As something of an aside, since the update to a newer version of Dehydrated, another new issue has been occurring for some users (only those with multiple domains, so this may well apply to you). There has been a possible workaround reported but it's untested by us so I can't confirm it. I did start working on a possible fix, but it's a bit dirty and I suspect may well just kick the can down the road a bit. I had some extensive discussions with one of our developers yesterday (who contributed some code to our initial integration, although wasn't responsible for the whole setup; much of that was me). He did start having a look at it and was able to reliably reproduce the issue (which is always a good start to ensuring that a fix is working). He is looking into a much better approach that what I was intending, but haven't heard anything back yet, so not sure where that's up to. Regardless, I suspect that there likely won't be anything solid on that until next week at the absolute earliest.
A couple more things to note:
Firstly, re your comment:
Not sure what lead you to that conclusion, but our LAMP appliance (as well as WordPress and about 70% of the library) use Apache to provide the webserving (and shouldn't even have Nginx installed). A few appliances that include software which is essentially self hosting, use Nginx as a front end reverse proxy. And a few other appliances that don't primarily use HTTP, have super simple static html pages (i.e. not PHP apps) served by Nginx (or LigHTTPd). I'm almost certain that currently, the only appliance that uses Nginx to serve PHP is our specific Nginx appliance.
So either the appliance has been mislabelled (unlikely I'd hope - but possible I guess), something else has occurred that I'm unaware of, or you are possibly confused?!
Either way, I'd be really interested to understand what lead you to thinking that LAMP includes Nginx.
Final thing is that if you need Let's Encrypt up and running ASAP and continue to have issues, then it might be worth considering an alternate approach. As you've likely gathered by now, we leverage Dehydrated, so you could use that independently of our setup (i.e. without our wrapper script and with your own config file and hook script). Or alternatively, go with a completely alternate client (e.g. the "official" Let's Encrypt client; "certbot" - it's in the Debian repos and there is an Apache integration also packaged - although I haven't tested it).

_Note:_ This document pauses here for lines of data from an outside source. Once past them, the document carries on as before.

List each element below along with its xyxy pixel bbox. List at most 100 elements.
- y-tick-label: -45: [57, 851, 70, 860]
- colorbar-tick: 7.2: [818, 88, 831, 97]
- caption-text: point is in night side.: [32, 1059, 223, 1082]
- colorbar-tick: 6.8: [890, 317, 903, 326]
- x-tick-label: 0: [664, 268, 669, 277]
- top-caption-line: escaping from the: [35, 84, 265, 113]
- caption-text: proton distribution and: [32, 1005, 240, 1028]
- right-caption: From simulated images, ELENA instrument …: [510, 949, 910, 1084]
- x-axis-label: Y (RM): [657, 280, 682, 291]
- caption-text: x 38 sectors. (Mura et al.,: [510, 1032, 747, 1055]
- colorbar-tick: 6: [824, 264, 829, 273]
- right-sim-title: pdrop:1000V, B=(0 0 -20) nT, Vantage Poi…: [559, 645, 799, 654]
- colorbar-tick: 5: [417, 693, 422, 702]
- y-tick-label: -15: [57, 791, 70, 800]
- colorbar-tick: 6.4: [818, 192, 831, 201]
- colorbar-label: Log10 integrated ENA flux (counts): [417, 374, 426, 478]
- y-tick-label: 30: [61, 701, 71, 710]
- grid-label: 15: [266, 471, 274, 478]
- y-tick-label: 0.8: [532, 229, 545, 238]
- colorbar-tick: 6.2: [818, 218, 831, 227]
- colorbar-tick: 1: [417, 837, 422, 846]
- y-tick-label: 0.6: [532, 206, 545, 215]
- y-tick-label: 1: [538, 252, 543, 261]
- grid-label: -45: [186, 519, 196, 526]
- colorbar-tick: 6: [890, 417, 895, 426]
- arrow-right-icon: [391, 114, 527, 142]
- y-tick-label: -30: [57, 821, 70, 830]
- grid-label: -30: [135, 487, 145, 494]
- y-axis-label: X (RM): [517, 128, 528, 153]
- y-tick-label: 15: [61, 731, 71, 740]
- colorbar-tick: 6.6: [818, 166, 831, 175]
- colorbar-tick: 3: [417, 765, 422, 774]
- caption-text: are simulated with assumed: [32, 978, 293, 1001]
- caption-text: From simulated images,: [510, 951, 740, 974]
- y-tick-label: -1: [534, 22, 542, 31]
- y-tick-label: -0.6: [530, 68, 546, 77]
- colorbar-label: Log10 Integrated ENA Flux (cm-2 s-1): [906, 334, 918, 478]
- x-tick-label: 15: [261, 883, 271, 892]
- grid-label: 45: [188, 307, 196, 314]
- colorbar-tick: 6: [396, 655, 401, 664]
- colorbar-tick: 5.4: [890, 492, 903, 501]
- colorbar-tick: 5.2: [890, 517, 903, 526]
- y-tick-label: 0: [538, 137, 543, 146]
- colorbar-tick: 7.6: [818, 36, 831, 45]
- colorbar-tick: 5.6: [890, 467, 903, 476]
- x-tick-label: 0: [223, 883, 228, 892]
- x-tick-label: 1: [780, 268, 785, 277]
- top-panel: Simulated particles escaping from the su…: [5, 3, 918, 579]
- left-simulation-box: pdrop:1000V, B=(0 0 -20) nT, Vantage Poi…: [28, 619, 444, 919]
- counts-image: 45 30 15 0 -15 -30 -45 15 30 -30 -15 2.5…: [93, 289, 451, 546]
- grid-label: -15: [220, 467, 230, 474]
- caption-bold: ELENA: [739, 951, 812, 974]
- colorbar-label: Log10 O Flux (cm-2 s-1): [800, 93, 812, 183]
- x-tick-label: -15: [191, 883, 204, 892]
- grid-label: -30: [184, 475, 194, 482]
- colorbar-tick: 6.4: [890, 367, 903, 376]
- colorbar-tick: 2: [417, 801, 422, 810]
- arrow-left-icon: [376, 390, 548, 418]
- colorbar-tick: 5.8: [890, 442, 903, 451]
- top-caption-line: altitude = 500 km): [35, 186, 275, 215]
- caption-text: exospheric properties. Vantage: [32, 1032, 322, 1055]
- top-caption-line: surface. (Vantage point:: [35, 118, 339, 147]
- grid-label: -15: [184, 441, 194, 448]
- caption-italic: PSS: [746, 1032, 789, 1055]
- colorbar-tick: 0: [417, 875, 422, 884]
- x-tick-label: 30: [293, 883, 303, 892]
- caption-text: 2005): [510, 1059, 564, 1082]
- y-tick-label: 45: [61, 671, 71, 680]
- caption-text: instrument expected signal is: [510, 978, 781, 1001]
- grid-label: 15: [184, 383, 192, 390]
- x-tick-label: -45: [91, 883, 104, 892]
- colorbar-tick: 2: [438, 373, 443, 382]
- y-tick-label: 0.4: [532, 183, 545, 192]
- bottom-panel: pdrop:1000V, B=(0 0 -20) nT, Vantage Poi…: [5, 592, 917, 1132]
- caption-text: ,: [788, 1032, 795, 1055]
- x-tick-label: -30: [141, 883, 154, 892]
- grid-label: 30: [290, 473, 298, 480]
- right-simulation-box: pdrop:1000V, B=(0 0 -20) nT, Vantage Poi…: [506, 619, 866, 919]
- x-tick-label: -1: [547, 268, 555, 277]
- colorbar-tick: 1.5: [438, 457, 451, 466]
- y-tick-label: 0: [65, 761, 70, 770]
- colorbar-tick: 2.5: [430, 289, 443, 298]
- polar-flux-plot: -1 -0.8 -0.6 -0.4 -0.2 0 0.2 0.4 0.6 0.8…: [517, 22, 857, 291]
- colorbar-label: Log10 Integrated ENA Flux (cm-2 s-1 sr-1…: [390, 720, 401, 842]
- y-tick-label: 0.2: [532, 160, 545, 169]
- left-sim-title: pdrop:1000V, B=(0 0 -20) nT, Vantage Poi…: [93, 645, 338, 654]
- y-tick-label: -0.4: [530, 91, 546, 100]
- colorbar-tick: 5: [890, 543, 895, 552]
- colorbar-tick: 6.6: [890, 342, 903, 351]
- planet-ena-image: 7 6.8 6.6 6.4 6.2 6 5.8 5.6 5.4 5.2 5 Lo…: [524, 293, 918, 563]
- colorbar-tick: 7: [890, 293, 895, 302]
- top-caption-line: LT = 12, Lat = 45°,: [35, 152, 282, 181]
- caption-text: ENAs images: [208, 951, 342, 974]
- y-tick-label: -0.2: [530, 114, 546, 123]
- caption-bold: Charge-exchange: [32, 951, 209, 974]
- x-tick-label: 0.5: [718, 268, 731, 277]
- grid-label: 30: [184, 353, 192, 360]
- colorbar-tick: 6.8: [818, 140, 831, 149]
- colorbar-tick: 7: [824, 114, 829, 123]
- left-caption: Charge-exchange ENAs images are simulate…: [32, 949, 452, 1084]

FWIW our setup uses a separate mini-server to serve the challenges so the same client and config will work with any of our appliances (or at least that's the intention and how it was working up until a few weeks ago).
I haven't had any experience with anything other than our default setup, but please feel free to ask if you have any questions or issues as I do have intimate knowledge of TurnKey, plus pretty good general knowledge of Debian and Linux more broadly.